With all of these thoughts, reflections and discernments on my heart, I can continue to put full hope, and trust in God's guidance and hand in all things, for he puts the stirrings on my heart, desires I never knew I had but prayed for. He has a plan that is beautiful, wonderful, completely in his hands, his timing, and in his way.
I have yet to learn Sign language (another language:)), and want to converse with a dear friend of mine and also know it is very useful. On Sunday, I will (finally) take a jewelry making class with my tow dear sisters. I have wanted for a long time to learn how to make my own jewelry and wear it. :) I also have yet to get back into water color, and make my own stationary. There have been various to-do lists in my head, whether small or big to accomplish and check off or enjoy and rejuvenate while in the process.

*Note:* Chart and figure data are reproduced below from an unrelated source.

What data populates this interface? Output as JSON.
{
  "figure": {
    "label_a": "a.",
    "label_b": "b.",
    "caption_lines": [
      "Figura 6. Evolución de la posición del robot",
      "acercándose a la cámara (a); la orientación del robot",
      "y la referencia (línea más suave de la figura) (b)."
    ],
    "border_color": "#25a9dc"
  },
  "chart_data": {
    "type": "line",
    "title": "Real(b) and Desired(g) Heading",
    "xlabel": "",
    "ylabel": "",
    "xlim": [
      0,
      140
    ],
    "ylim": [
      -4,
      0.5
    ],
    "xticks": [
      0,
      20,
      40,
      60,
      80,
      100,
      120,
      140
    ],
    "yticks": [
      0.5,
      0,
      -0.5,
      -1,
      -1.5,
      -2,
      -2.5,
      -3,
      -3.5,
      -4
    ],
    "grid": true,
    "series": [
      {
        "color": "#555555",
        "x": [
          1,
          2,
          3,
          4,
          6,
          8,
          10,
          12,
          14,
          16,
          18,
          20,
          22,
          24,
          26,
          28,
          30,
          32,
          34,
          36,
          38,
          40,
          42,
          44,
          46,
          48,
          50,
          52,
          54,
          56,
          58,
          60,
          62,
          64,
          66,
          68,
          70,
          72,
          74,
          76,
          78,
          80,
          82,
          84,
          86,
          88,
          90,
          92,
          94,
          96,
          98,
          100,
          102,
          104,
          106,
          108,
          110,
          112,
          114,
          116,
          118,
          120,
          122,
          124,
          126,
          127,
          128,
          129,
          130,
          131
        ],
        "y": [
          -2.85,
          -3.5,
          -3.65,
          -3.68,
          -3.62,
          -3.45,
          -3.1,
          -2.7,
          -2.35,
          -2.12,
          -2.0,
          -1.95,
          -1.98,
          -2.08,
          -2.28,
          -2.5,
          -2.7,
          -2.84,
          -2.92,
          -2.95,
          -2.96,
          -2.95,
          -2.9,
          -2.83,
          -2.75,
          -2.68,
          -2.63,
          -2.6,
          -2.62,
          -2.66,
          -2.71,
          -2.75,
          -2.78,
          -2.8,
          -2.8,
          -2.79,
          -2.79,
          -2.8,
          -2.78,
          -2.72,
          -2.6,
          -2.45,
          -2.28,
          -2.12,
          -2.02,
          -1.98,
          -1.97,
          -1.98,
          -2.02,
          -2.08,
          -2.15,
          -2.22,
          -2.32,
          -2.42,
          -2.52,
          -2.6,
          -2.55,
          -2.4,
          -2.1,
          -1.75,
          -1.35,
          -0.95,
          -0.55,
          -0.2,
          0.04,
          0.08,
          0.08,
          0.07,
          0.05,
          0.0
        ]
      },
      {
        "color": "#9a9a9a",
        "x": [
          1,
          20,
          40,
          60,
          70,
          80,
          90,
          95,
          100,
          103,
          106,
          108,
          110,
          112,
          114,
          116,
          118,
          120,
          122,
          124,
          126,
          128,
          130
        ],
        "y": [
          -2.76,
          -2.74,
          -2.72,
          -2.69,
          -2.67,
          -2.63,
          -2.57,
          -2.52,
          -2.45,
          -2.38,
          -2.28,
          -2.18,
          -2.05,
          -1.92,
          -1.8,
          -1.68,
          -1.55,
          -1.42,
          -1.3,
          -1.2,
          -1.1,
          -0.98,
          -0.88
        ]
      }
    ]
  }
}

While babysitting my sweet nephew last weekend, we went to a near by lake area and saw the nice fish with different colors swim around. My nephew was so intrigued by them, and I was too. It's not common I see fish, let alone big and bright colored ones like some of those. I rarely cook fish, but maybe more now once Lent starts up. As this blog of mine depicts fish in the name, (and the main roots and foundations of how and why this blog started in the first place relate to some thing mentioned earlier), I couldn't help but think what it means reflecting back on those fish that my nephew and I saw together. The metaphor that I give it here on this blog gives me a sense of encouragement and hope to not doubt or become dreary but to continue 'swimming' and seeking that inspiration, enlightenment, and joy even amidst the pain, unknowns and suffering. So, that's what I will continue to try and do, as this season has its own lessons to learn, along with the helpful reminder of the fish, and of course, with the grace of God.